Turmalina Metals Upsizes and Closes Book on Previously Announced Financing


VANCOUVER, British Columbia, March 14, 2024 (GLOBE NEWSWIRE) -- Turmalina Metals Corp. (“Turmalina” or the “Company”, TBX: TSX Venture; TBXFF: OTC Markets; 3RI: Frankfurt) announces that it has upsized and closed the book on its previously announced private placement financing (see news release dated March 4, 2024). The financing, originally consisting of an issuance of 15,000,000 units at a price of $0.10 per Unit for total proceeds of $1,500,000 has been upsized to 20,000,000 units at a price of $0.10 per Unit for total proceeds of $2,000,000 (the “Offering”). The Company anticipates closing the financing as soon as practicable. Closing remains subject to receipt of subscription proceeds and approval from the TSXV.

As previously disclosed, under the Offering, each Unit will consist of one common share (each, a “Common Share”); and one common share purchase warrant (each common share purchase warrant, a “Warrant”). Each Warrant will entitle the holder to purchase a Common Share at an exercise price of $0.15 for a period of two years from the date of issue.
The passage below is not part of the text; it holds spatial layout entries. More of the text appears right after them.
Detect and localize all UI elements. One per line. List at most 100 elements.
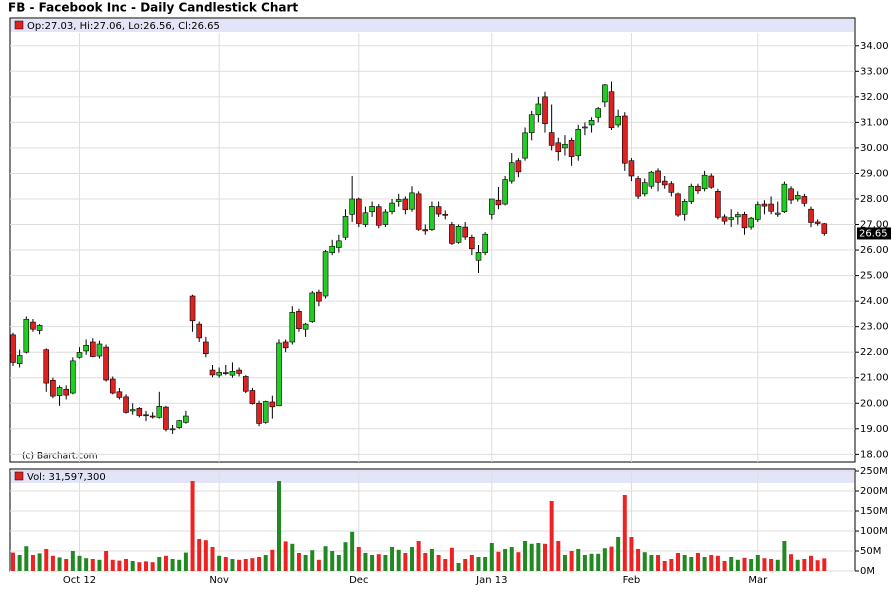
volume-bar: [316, 559, 321, 571]
x-tick-label: Jan 13: [475, 575, 507, 586]
legend-text: Op:27.03, Hi:27.06, Lo:26.56, Cl:26.65: [27, 21, 220, 32]
volume-bar: [223, 557, 228, 571]
volume-bar: [642, 552, 647, 571]
candle-body: [535, 103, 542, 116]
candle-body: [602, 84, 608, 103]
y-tick-label: 30.00: [860, 143, 889, 154]
volume-bar: [243, 559, 248, 571]
volume-bar: [303, 555, 308, 571]
volume-bar: [90, 559, 95, 571]
volume-bar: [230, 559, 235, 571]
candle-body: [183, 415, 189, 423]
volume-bar: [24, 546, 29, 571]
candle-body: [196, 323, 202, 339]
volume-bar: [775, 559, 780, 571]
volume-bar: [609, 546, 614, 571]
candle-body: [269, 401, 276, 408]
volume-bar: [177, 559, 182, 571]
y-tick-label: 23.00: [860, 322, 889, 333]
volume-bar: [283, 541, 288, 571]
candle-body: [342, 216, 349, 238]
volume-bar: [576, 549, 581, 571]
candle-body: [708, 175, 715, 188]
y-tick-label: 27.00: [860, 220, 889, 231]
y-tick-label: 33.00: [860, 66, 889, 77]
volume-bar: [263, 555, 268, 571]
volume-bar: [503, 549, 508, 571]
candle-body: [415, 193, 422, 230]
volume-bar: [323, 546, 328, 571]
volume-bar: [330, 551, 335, 571]
candle-body: [236, 369, 242, 374]
candle-body: [575, 128, 582, 156]
volume-bar: [77, 555, 82, 571]
volume-bar: [749, 559, 754, 571]
volume-bar: [582, 555, 587, 571]
candle-body: [63, 388, 70, 396]
volume-bar: [516, 552, 521, 571]
volume-bar: [669, 559, 674, 571]
volume-bar: [423, 553, 428, 571]
candle-body: [635, 178, 641, 197]
candle-body: [369, 206, 375, 213]
candle-body: [149, 415, 156, 418]
candle-body: [249, 390, 256, 404]
volume-bar: [356, 547, 361, 571]
candle-body: [761, 203, 768, 207]
candle-body: [96, 343, 103, 357]
volume-bar: [549, 501, 554, 571]
candle-body: [30, 321, 36, 330]
volume-bar: [622, 495, 627, 571]
volume-bar: [463, 559, 468, 571]
candle-body: [296, 311, 302, 330]
candle-body: [209, 369, 216, 376]
candle-body: [462, 226, 469, 238]
y-tick-label: 34.00: [860, 41, 889, 52]
y-tick-label: 50M: [860, 546, 881, 557]
x-tick-label: Feb: [623, 575, 641, 586]
candle-body: [276, 342, 282, 407]
legend-swatch: [14, 20, 24, 30]
candle-body: [242, 376, 249, 392]
volume-bar: [755, 555, 760, 571]
candle-body: [216, 372, 222, 376]
volume-bar: [476, 557, 481, 571]
volume-bar: [237, 559, 242, 571]
volume-bar: [416, 541, 421, 571]
y-tick-label: 0M: [860, 566, 875, 577]
volume-bar: [30, 555, 35, 571]
volume-bar: [277, 481, 281, 571]
x-tick-label: Oct 12: [63, 575, 96, 586]
volume-bar: [163, 555, 168, 571]
y-tick-label: 22.00: [860, 347, 889, 358]
volume-bar: [443, 559, 448, 571]
candle-body: [429, 206, 435, 230]
y-tick-label: 21.00: [860, 373, 889, 384]
volume-bar: [509, 547, 514, 571]
volume-bar: [130, 561, 135, 571]
volume-bar: [124, 559, 129, 571]
candle-body: [262, 401, 269, 423]
candle-body: [735, 214, 741, 218]
candle-body: [542, 96, 548, 124]
candle-body: [355, 198, 362, 224]
volume-bar: [150, 562, 155, 571]
candle-body: [774, 212, 781, 215]
volume-bar: [157, 557, 162, 571]
volume-bar: [17, 555, 22, 571]
candle-body: [176, 420, 183, 428]
candle-body: [628, 160, 635, 177]
volume-bar: [702, 557, 707, 571]
volume-bar: [735, 559, 740, 571]
candle-body: [90, 341, 96, 357]
candle-body: [515, 160, 522, 173]
candle-body: [715, 191, 721, 218]
candle-body: [10, 334, 16, 363]
volume-bar: [596, 553, 601, 571]
candle-body: [495, 199, 502, 206]
volume-legend-text: Vol: 31,597,300: [27, 472, 106, 483]
volume-bar: [782, 541, 787, 571]
volume-bar: [383, 555, 388, 571]
candle-body: [455, 226, 462, 243]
The securities under the Offering will be subject to restrictions on resale expiring four months and day after issue. The Company may pay registered finders a fee in cash and/or share purchase warrants. The Company intends to use the net proceeds to satisfy ongoing costs associated with its properties as well as general working capital purposes.

The securities referred to in this news release have not been, nor will they be, registered under the United States Securities Act of 1933, as amended, and may not be offered or sold within the United States or to, or for the account or benefit of, U.S. persons absent U.S. registration or an applicable exemption from the U.S. registration requirements. This release does not constitute an offer for sale of, nor a solicitation for offers to buy, any securities in the United States.

On Behalf of the Company,

James Rogers, Chief Executive Officer and Director.

Website: turmalinametals.com
Address: #1507 - 1030 West Georgia St, Vancouver, BC V6E 3V7.

For Investor Relations enquiries, please contact +1 833 923 3334 (toll free) or via info@turmalinametals.com.

Forward Looking Statement: This news release includes certain statements that may be deemed “forward-looking statements”. All statements in this news release, other than statements of historical facts, that address events or developments that the Company expects to occur, are forward-looking statements. Forward-looking statements are statements that are not historical facts and are generally, but not always, identified by the words “expects”, “plans”, “anticipates”, “believes”, “intends”, “estimates”, “projects”, “potential” and similar expressions, or that events or conditions “will”, “would”, “may”, “could” or “should” occur. Although the Company believes the expectations expressed in such forward-looking statements are based on reasonable assumptions, such statements are not guarantees of future performance and actual results may differ materially from those in the forward-looking statements. Factors that could cause the actual results to differ materially from those in forward-looking statements include market or business conditions. Specifically, this financing has not yet closed and there is no guarantee it will close. Investors are cautioned that any such statements are not guarantees of future performance and actual results or developments may differ materially from those projected in the forward-looking statements. Forward-looking statements are based on the beliefs, estimates and opinions of the Company’s management on the date the statements are made. Except as required by applicable securities laws, the Company undertakes no obligation to update these forward-looking statements in the event that management's beliefs, estimates or opinions, or other factors, should change.

Neither the TSXV nor its Regulation Services Provider (as that term is defined in the policies of the TSXV) accepts responsibility for the adequacy or accuracy of this release or has in any way approved or disapproved of the contents of this press release.